In addition, the Court does not consider plaintiff's letter of February 5, 1968 as a notice of default for sale to discount houses. For a discussion of the alleged unlawful sales to discount houses see the Court's footnote 21, infra.
[12] The contract consists of plaintiff's printed form; and, therefore, under, New York law, all ambiguities are to be resolved in favor of defendant. See, Rentways, Inc. v. O'Neill Milk & Cream Co., 308 N.Y. 342, 126 N.E.2d 271 (1954).
[13] The contract provides for a minimum royalty to be paid by Couture to plaintiff in the amount of $35,000. per year, to be paid in equal monthly installments of $2,916.66 payable on the 15th day of each month, commencing June 15, 1967.
That agreement also provides for a percentage royalty to be paid only in the event that Couture's sales resulted in the imposition of a royalty obligation beyond the minimum royalty. This contract provision is not currently in issue.
[14] Igor Cassini, Oleg Cassini's brother, apparently negotiates on behalf of plaintiff.
[15] The Courts look with disfavor on forfeitures and tend to find waiver where the conduct of the party claiming forfeiture or default warrants such a finding. See, e. g., Taylor v. Goelet, 208 N.Y. 253, 259, 101 N.E. 867 (1913).
[16] Upon fuller development of the facts at a plenary trial, the trial court might find that the July 18th letterconsidered with the letter of July 1st, and with plaintiff's conduct during this period, i. e., plaintiff's insistence that the contract was effectively terminated and its failure to allow defendant time in which to cure defaultsconstituted a wrongful termination of the contract by plaintiff, which would relieve defendant from the useless formality of making a tender of payment. See, e. g., Mahnk v. Blanchard, 233 App.Div. 555, 253 N.Y.S. 307 (Sup. Ct.1931). This Court cannot make such a determination on the present state of the record.

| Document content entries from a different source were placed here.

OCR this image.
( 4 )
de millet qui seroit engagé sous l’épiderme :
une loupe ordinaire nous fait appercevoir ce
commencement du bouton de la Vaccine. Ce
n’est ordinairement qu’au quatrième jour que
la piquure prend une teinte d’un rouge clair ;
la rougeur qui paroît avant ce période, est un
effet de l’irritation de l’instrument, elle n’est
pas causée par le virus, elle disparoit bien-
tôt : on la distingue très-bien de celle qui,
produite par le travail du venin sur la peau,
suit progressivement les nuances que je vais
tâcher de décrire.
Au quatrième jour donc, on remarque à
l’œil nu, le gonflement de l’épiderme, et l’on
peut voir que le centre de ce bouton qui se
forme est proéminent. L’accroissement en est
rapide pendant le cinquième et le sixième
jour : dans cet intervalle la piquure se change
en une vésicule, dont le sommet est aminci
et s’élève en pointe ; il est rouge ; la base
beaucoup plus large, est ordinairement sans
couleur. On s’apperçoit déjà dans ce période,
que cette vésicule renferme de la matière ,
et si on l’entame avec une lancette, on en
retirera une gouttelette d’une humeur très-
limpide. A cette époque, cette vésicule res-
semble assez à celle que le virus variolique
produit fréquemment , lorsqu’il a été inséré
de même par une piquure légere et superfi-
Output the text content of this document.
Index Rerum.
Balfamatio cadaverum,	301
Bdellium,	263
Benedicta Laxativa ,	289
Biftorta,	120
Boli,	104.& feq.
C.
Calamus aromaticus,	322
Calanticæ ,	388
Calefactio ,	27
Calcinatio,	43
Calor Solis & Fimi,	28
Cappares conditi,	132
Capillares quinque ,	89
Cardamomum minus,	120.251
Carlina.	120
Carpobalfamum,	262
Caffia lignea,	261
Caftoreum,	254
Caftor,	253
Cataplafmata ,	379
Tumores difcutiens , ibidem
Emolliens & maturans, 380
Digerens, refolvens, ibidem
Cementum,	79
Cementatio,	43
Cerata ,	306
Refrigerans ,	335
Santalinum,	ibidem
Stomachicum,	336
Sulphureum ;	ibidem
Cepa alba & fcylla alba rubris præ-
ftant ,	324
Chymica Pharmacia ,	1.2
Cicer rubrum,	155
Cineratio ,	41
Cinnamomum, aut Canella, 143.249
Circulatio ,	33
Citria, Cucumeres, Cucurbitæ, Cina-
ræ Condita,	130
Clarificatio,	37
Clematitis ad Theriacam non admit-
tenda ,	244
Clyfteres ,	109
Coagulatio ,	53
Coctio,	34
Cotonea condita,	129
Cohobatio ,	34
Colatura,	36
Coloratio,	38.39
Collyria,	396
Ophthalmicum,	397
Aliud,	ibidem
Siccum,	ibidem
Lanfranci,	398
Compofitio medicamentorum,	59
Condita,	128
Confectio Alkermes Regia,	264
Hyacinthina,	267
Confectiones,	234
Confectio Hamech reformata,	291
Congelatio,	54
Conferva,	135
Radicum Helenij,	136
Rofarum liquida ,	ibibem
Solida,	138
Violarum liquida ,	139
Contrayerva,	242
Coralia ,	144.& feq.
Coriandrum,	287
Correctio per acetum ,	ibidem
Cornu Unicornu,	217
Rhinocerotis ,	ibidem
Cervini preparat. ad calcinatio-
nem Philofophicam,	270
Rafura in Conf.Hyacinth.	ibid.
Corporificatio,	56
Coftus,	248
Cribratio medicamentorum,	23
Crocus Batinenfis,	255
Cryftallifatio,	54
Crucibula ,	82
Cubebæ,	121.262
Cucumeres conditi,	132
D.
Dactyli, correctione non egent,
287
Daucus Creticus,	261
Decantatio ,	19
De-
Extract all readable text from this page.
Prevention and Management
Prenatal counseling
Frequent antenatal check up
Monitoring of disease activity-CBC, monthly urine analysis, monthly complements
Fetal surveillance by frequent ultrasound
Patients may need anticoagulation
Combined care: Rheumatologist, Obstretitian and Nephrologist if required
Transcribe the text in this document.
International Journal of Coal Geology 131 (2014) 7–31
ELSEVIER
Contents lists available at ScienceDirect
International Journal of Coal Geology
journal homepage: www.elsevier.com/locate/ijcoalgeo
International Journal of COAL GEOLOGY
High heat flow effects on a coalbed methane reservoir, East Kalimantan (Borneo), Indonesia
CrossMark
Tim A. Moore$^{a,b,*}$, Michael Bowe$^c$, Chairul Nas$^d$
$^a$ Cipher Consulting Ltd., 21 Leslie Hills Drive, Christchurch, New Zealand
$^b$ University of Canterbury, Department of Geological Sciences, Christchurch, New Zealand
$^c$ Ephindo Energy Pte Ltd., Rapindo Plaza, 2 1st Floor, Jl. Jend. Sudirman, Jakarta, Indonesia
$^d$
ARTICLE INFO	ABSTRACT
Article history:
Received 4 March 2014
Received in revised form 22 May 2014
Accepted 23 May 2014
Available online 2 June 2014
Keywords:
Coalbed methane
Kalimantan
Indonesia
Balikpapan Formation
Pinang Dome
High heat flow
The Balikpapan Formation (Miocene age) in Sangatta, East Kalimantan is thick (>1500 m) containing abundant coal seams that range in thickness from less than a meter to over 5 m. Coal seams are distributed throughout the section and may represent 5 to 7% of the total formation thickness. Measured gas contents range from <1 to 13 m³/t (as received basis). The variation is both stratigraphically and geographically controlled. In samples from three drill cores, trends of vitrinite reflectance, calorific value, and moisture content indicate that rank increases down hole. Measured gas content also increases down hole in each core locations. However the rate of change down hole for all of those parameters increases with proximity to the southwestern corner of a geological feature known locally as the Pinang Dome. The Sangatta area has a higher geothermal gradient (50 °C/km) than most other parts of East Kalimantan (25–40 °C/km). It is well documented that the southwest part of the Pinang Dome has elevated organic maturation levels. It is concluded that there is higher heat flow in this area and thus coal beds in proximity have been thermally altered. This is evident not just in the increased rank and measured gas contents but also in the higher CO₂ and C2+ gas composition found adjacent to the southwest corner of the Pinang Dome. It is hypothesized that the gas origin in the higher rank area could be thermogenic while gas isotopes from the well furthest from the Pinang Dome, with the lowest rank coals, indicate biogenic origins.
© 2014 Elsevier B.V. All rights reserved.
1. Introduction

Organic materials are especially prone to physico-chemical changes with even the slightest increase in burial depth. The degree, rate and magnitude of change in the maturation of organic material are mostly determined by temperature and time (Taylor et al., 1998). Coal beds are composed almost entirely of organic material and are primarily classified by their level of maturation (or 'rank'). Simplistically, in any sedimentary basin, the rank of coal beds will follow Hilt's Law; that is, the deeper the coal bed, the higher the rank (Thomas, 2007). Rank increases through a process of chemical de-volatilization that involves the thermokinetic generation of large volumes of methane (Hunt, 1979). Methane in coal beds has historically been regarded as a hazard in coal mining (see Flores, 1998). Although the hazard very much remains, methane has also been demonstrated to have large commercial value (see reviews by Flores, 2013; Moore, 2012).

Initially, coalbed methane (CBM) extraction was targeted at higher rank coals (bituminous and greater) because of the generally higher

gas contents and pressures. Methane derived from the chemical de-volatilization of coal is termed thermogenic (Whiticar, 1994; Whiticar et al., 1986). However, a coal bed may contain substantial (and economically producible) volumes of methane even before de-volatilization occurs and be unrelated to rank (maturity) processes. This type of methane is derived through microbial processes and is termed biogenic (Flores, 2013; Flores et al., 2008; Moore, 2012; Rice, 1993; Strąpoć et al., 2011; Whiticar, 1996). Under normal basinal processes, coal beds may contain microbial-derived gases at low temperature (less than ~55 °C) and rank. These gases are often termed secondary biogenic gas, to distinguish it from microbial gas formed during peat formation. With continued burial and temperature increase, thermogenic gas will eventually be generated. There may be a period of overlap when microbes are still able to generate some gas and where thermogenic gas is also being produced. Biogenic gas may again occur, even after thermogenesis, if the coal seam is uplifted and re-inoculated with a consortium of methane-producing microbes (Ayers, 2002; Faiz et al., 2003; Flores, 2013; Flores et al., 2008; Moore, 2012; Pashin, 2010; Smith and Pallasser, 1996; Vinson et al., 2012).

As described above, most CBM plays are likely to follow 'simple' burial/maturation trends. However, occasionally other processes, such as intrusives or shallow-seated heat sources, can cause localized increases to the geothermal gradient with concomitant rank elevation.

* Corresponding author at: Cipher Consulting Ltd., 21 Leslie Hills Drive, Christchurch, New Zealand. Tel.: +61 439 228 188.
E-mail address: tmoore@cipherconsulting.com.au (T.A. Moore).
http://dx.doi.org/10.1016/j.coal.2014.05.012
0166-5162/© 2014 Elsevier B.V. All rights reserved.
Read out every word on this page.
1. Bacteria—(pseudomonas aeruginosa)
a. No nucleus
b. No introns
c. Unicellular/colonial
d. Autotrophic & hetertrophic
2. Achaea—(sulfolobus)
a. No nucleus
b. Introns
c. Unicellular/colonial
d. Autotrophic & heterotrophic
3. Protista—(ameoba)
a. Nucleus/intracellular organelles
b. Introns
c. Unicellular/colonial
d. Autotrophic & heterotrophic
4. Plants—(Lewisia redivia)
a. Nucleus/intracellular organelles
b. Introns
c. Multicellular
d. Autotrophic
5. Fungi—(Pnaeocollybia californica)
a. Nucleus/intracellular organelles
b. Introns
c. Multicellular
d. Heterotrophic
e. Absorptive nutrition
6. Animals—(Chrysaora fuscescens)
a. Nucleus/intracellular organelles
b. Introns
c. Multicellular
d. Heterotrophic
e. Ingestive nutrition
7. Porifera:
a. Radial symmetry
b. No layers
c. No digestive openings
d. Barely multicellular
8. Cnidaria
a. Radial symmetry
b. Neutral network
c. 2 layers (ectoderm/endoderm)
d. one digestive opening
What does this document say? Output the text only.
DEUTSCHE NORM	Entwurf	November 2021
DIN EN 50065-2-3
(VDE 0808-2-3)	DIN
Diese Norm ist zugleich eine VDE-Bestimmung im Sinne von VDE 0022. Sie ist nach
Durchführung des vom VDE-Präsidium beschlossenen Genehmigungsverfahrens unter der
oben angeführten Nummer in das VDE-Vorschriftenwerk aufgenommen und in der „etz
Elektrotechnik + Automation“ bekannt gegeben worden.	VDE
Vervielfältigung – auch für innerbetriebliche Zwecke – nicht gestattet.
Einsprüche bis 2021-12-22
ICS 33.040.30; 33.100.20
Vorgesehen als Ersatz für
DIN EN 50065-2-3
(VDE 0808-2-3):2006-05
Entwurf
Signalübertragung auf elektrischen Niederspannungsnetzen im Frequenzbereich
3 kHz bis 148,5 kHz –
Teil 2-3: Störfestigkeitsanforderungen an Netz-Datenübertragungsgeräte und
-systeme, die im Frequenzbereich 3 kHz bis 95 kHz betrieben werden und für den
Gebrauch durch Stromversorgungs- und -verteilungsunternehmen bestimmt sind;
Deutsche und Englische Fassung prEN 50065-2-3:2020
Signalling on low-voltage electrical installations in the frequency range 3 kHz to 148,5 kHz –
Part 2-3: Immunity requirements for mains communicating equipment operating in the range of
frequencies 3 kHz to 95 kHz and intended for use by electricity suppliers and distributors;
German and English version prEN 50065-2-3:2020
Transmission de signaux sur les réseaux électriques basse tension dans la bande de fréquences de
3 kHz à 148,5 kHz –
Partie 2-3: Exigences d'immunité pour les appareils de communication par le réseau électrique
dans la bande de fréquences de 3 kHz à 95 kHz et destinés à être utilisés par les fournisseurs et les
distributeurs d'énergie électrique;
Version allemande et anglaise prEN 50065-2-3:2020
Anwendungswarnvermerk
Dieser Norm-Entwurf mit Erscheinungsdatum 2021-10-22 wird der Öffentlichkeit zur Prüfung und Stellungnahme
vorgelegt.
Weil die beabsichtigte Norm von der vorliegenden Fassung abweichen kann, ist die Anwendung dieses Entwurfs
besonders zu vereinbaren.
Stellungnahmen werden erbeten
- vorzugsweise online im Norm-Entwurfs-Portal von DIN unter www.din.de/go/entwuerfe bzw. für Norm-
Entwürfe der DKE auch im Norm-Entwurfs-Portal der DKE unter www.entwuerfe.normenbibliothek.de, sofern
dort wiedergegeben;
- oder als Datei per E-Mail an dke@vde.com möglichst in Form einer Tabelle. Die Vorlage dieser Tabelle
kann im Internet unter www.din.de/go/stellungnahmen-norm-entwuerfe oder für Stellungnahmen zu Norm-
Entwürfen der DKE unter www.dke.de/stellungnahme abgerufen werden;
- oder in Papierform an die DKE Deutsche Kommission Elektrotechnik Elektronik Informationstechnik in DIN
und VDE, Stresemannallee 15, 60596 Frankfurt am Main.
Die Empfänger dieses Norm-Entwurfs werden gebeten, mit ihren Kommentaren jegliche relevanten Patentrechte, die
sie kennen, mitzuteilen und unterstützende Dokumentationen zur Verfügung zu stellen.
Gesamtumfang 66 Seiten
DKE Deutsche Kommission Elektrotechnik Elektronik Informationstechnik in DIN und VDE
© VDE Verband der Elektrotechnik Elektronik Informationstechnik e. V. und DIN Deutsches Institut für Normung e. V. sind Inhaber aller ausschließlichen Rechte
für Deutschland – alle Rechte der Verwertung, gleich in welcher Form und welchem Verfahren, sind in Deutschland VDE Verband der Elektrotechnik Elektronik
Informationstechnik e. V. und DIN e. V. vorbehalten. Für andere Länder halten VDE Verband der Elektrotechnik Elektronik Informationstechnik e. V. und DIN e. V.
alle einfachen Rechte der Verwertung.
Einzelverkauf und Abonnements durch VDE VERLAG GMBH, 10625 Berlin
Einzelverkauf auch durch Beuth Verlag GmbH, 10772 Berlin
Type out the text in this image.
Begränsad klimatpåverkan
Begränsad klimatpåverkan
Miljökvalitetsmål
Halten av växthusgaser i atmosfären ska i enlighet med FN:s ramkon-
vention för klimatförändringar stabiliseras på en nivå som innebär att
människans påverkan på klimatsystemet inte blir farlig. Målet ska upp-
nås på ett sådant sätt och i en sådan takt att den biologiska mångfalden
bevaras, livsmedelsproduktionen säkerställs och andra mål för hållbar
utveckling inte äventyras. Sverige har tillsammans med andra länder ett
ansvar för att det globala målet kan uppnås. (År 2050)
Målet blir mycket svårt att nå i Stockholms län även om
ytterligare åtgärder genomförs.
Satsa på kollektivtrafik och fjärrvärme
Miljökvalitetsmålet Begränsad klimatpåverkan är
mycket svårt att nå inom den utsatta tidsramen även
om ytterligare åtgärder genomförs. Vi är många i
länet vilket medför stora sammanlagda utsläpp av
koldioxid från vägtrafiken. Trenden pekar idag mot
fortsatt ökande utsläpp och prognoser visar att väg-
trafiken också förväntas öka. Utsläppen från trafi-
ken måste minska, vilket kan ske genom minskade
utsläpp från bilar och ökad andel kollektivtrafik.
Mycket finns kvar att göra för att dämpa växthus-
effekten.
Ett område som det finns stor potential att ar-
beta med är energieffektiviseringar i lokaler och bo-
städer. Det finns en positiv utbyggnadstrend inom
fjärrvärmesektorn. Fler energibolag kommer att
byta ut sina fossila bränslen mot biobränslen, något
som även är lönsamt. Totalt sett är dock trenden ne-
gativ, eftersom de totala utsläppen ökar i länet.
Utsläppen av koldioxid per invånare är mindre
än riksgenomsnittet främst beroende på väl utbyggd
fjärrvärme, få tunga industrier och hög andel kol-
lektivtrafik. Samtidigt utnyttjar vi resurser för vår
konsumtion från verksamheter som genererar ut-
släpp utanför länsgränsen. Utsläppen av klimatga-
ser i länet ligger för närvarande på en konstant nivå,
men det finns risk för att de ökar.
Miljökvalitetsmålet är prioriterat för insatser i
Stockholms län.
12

[17] Although defendant may, in good faith, have intended the endorsement to refer only to defaults in payment (see language of endorsement in text, supra, at p. 826), it would be unjust to require plaintiff to accept a payment which might in the future be the subject of conflicting interpretations.
However, the fact that the endorsement could be fairly read as limited to payment defaults, leads the Court to the conclusion that plaintiff should have immediately notified defendant of the check's infirmity so that defendant could have a reasonable time in which to remedy it.
[18] On this record, the Court cannot consider the possibility that Penn, which may in fact be the sole shareholder in defendant, may have been guilty of bad faith in attaching the debt owed by defendant to plaintiff in order to avoid payment of the royalty obligation. The trial may disclose that defendant in fact intentionally and wrongfully placed itself into a position in which it was legally impossible for it to cure its delinquency in payment. On the present record, the Court cannot, however, find any probability of success on this aspect of the case.
[19] Defendant has not manufactured any new styles for distribution as Cassini merchandise; and the only infringement in controversy pertains to the remaining portion of the inventory on hand as of July, 1968.
[20] The License Agreement contains a clause in which the licensee acknowledges that infringing use of the trademark will result in "immediate and irrevocable damage" to the licensor, and that licensor "will have no adequate remedy at law * * *." This clause evidences a recognition of the good will attached to the trademark and the possible irreparable damage that an infringing use might cause to plaintiff. But it cannot operate to bind a court to a finding of irreparable injury under the circumstances presented herein where none is convincingly demonstrated by plaintiff. Nor can it preclude a licensee, in a proper case, from disputing the existence of irreparable injury. See discussion in A. Corbin, Contracts § 1432 (Supp.1965).
[21] The Court finds it unnecessary to deal with defendant's contention that plaintiff's termination of the License Agreement was motivated by a desire to further an unlawful price-fixing scheme which defendant's conduct may have been frustrating.